Un recul malgré des cours record
Les exportations gabonaises d’or brut ont reculé de 75 % au premier trimestre 2026, selon les données de la Direction générale de l’Économie et de la Politique fiscale. Cette baisse intervient dans un contexte pourtant favorable sur les marchés internationaux. Le prix moyen de l’or s’est établi à 4 873 dollars l’once, contre 2 860 dollars un an plus tôt.
Le métal jaune avait même atteint un sommet de 5 405 dollars l’once en janvier 2026. Le recul des exportations gabonaises ne peut donc pas être expliqué par une dégradation des cours mondiaux.
Il convient toutefois de distinguer exportations et production. La baisse de 75 % concerne les volumes exportés et ne signifie pas automatiquement que la production aurifère nationale a diminué dans les mêmes proportions. Les données disponibles ne permettent pas encore d’identifier avec certitude les causes précises de cette contraction.

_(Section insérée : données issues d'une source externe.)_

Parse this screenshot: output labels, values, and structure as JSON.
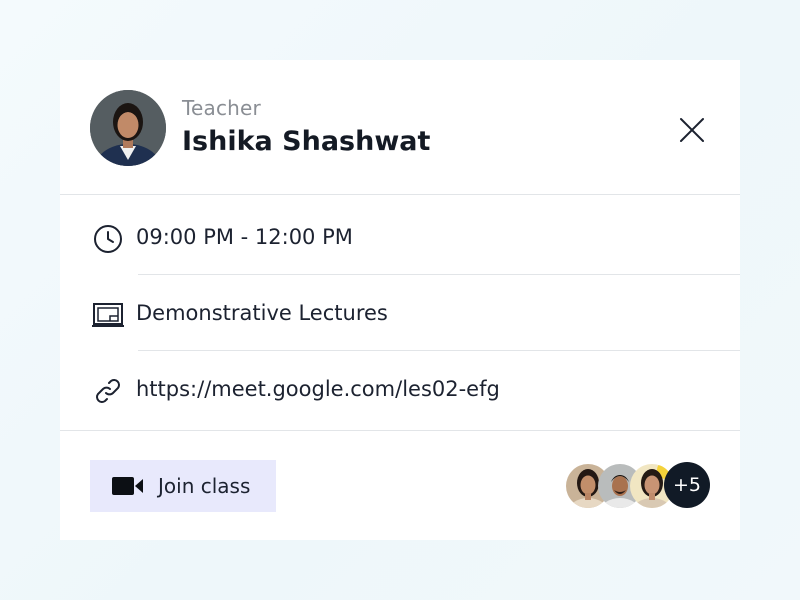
{
  "teacher": {
    "role": "Teacher",
    "name": "Ishika Shashwat",
    "avatar_icon": "teacher-avatar"
  },
  "close": {
    "icon": "close-icon"
  },
  "details": {
    "time": {
      "icon": "clock-icon",
      "text": "09:00 PM - 12:00 PM"
    },
    "class_type": {
      "icon": "board-icon",
      "text": "Demonstrative Lectures"
    },
    "link": {
      "icon": "link-icon",
      "text": "https://meet.google.com/les02-efg"
    }
  },
  "footer": {
    "join_button": {
      "icon": "video-camera-icon",
      "label": "Join class"
    },
    "participants": {
      "avatars": [
        "participant-avatar-1",
        "participant-avatar-2",
        "participant-avatar-3"
      ],
      "more_count": "+5"
    }
  },
  "colors": {
    "join_button_bg": "#e8e9fc",
    "badge_bg": "#111a26",
    "text_primary": "#141a24",
    "text_muted": "#8a8e94"
  }
}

Un recul dans un contexte commercial difficile
La contre-performance de l’or s’inscrit dans un ralentissement plus large du commerce extérieur gabonais. Les exportations nationales ont reculé de 34,5 % sur les trois premiers mois de l’année. Les ventes de pétrole brut ont diminué de 37,5 %, tandis que les principaux partenaires commerciaux ont également réduit leurs achats. L’or affiche néanmoins une baisse particulièrement marquée.
Le défi de la diversification minière
Cette situation intervient alors que le Gabon cherche à renforcer le poids du secteur minier dans son économie et à réduire sa dépendance au pétrole. La performance de l’or pose ainsi la question de la capacité du pays à mieux exploiter, commercialiser et valoriser cette ressource.
Le véritable enjeu dépasse donc les volumes extraits. Il concerne également la traçabilité, la commercialisation et la part de valeur effectivement captée par l’économie nationale.
L’or vaut cher sur les marchés mondiaux. Reste désormais à savoir quelle part de cette richesse le Gabon parvient réellement à transformer en recettes, investissements et valeur ajoutée locale.